Naturally, no one questions the US' right to defend itself. The legitimacy of a violent counterattack has never been in doubt. But the war metaphor also carries inevitable connotations that, when applied to terrorism, are misleading and counterproductive.

Whenever war is invoked, it implies a fight against nations, peoples or states. It implies that whole territories and the populations living there are to be considered hostile. War implies armies and command structures that can be recognized, if not clearly known. In any case, war entails a military confrontation with an identifiable adversary

On all these points, the concept of war, to paraphrase US Secretary of Defense Donald Rumsfeld, is not helpful. Even if the scale of the Sept. 11 attack was of such a dimension that only the US Army seemed able to face the challenge, in technical terms dealing with a threat that is extra-national rather than international is a matter of police techniques, not military tactics.

The negative consequences of this mistaken vision very quickly became apparent. It is now widely known that the US government, perhaps partly unconsciously, embraced a deeply distorted image of al-Qaeda that portrayed it as a hierarchical organization with a seamless command structure -- the prototype of a foe that the US army could attack and destroy.

But al-Qaeda -- the word means "the base" or "the camp," where people gather and train -- is more like a blurred sphere of influence, comprising individuals and small local cells that act on their own initiative and cooperate very rarely, except for large-scale operations.

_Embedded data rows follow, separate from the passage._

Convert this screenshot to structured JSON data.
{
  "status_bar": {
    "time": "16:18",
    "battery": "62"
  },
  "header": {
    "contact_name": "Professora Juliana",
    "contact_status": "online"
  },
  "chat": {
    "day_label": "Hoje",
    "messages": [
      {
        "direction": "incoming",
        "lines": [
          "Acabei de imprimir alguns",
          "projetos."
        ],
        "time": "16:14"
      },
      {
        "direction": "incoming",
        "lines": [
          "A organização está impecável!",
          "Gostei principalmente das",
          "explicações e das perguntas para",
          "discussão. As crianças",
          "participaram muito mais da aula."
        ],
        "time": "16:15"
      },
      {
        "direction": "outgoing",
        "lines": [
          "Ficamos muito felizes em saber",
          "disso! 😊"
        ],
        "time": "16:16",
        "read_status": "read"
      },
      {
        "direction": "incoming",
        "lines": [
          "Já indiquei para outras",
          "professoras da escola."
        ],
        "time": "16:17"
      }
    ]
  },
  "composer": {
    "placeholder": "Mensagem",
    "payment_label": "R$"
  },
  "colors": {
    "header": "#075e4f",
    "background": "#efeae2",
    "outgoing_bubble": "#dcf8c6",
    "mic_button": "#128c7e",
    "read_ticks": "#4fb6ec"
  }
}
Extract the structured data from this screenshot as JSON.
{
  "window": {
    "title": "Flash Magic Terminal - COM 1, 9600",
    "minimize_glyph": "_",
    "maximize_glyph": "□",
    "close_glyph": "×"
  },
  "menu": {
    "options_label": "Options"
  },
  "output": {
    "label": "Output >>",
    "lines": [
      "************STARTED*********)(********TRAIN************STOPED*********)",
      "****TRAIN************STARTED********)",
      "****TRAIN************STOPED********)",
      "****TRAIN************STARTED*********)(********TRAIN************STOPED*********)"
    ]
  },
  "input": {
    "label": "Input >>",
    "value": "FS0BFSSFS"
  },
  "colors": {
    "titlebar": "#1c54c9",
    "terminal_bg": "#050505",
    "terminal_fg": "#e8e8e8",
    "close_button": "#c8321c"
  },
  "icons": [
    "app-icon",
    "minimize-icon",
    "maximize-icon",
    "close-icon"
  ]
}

It has not been proved that the attacks in London, Madrid, or Bali in the years since the Sept. 11 plot, or the attack on the USS Cole in 2000, reflected the existence of a "center" that coordinated the operations or gave orders to carry them out.

It is also wrong to conflate Islamic terrorism with that of the Basque ETA, Sri Lanka's Tamil Tigers, or the Irish Republican Army. Whereas these groups have a territorial base and are preoccupied with national aims, Islamic terrorism appears to be the work of a very small number of individuals who seek to avenge the centuries-long "humiliation" of the Muslim world, brought about by colonization, absence of economic development and political weakness.

Despite most Muslim nations' desire to live in peace within the international community and to cooperate in crafting effective development strategies, the goal of Islamic terrorists is nothing less than the destruction of the "hegemonic" Western world.